Folk zwischen Trauer und Ironie

Der Songwriter Vic Chesnutt ist an einer Überdosis Beruhigungsmitteln gestorben.

Athens/Georgia. Seine Melodien sind melancholisch, die Texte erzählen von Schmerz und Trauer, sind bitter-ironisch. Am Freitag starb der amerikanische Songwriter und Folk-Musiker Vic Chesnutt im Alter von 45 Jahren - Berichten zufolge an einer Überdosis Beruhigungsmitteln. Er fiel ins Koma und starb am Weihnachtstag in einem Krankenhaus im US-Bundesstaat Georgia. Die "Washington Post" berichtete am Sonntag unter Berufung auf einen Sprecher der Hinterbliebenen, dass Chesnutt sich offensichtlich das Leben nehmen wollte. In einem Interview der "Los Angeles Times" hatte der Folkmusiker vor Kurzem geklagt, dass er nicht mehr wisse, wie er seine Arztrechnungen begleichen solle. "Ich habe immer gezahlt, aber jetzt habe ich nichts mehr und weiß einfach nicht, was ich tun soll."

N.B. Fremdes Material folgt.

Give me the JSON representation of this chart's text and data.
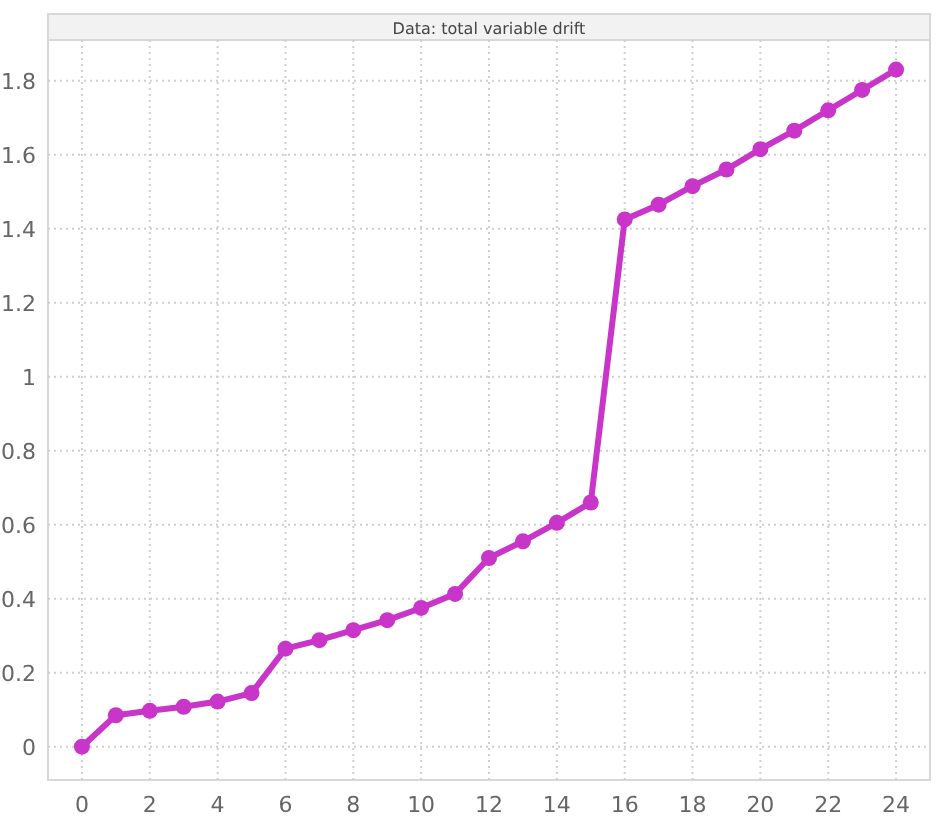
{
  "chart_data": {
    "type": "line",
    "title": "Data: total variable drift",
    "x": [
      0,
      1,
      2,
      3,
      4,
      5,
      6,
      7,
      8,
      9,
      10,
      11,
      12,
      13,
      14,
      15,
      16,
      17,
      18,
      19,
      20,
      21,
      22,
      23,
      24
    ],
    "series": [
      {
        "color": "#c935c9",
        "values": [
          0,
          0.085,
          0.097,
          0.108,
          0.122,
          0.145,
          0.265,
          0.288,
          0.315,
          0.342,
          0.375,
          0.413,
          0.51,
          0.555,
          0.605,
          0.66,
          1.425,
          1.465,
          1.515,
          1.56,
          1.615,
          1.665,
          1.72,
          1.775,
          1.83
        ]
      }
    ],
    "xlim": [
      -1,
      25
    ],
    "xticks": [
      0,
      2,
      4,
      6,
      8,
      10,
      12,
      14,
      16,
      18,
      20,
      22,
      24
    ],
    "ylim": [
      -0.09,
      1.91
    ],
    "yticks": [
      0,
      0.2,
      0.4,
      0.6,
      0.8,
      1,
      1.2,
      1.4,
      1.6,
      1.8
    ],
    "grid": true,
    "marker": "circle",
    "line_style": "solid"
  }
}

Es sind traurige Geschichten, die Chesnutt mit seinen Songs erzählt, düstere Szenarien, die er beschreibt. "Ich bin frei von Hoffnung, frei von der Vergangenheit", heißt es in "Free Of Hope". Viele seiner Songs sind autobiografisch, andere sind rein fiktional. Welche Songs Einblick in seine eigene Lebensgeschichte gaben, war auch Kritikern nicht immer klar, wie Chesnutt einmal in einem Interview beklagte.

Mit 18 Jahren fuhr Chesnutt betrunken an einen Baum und war seitdem gelähmt. Auf seiner MySpace-Seite erklärte er später, der Autounfall 1983 habe ein völlig neues Verständnis von Musik in ihm ausgelöst. Mit 25 nahm er mit Hilfe seines Mentors Michael Stipe von R.E.M., der ihn im gemeinsamen Wohnort Athens in Georgia getroffen hatte, sein erstes Album auf. Das sei für ihn der Beginn des Erwachsenwerdens gewesen. "Bevor ich mein erstes Album veröffentlichte, war ich ein Gammler", sagte Chesnutt in einem Interview. "Ja, ich war ein richtiger Penner. Aber Michael Stipe wollte, dass ich meine Songs aufnehme, bevor ich sterbe. Er rettete mir so das Leben."

Es folgten weitere Alben, auf denen Chesnutt Trauer abarbeitete, aber auch mit großartigem Sarkasmus glänzte. Mit dem 1996 veröffentlichten Album "Sweet Relief II: Gravity Of The Situation" mit Coverversionen von Chesnutts Songs, gespielt von prominenten Interpreten wie Garbage, R.E.M., Soul Asylum, Smashing Pumpkins oder Madonna, fand Chesnutt Gehör bei der Masse.

Erst kürzlich tourte er noch mit seiner Vic-Chesnutt-Band, an der auch mehrere Mitglieder kanadischer Musikgruppen sowie der Gitarrist Guy Picciotto von der Punkband Fugazi beteiligt waren. 2004 war er im Rahmen der Ruhrtriennale in Essen zu hören, in diesem Jahr hat Chesnutt noch zwei Alben veröffentlicht.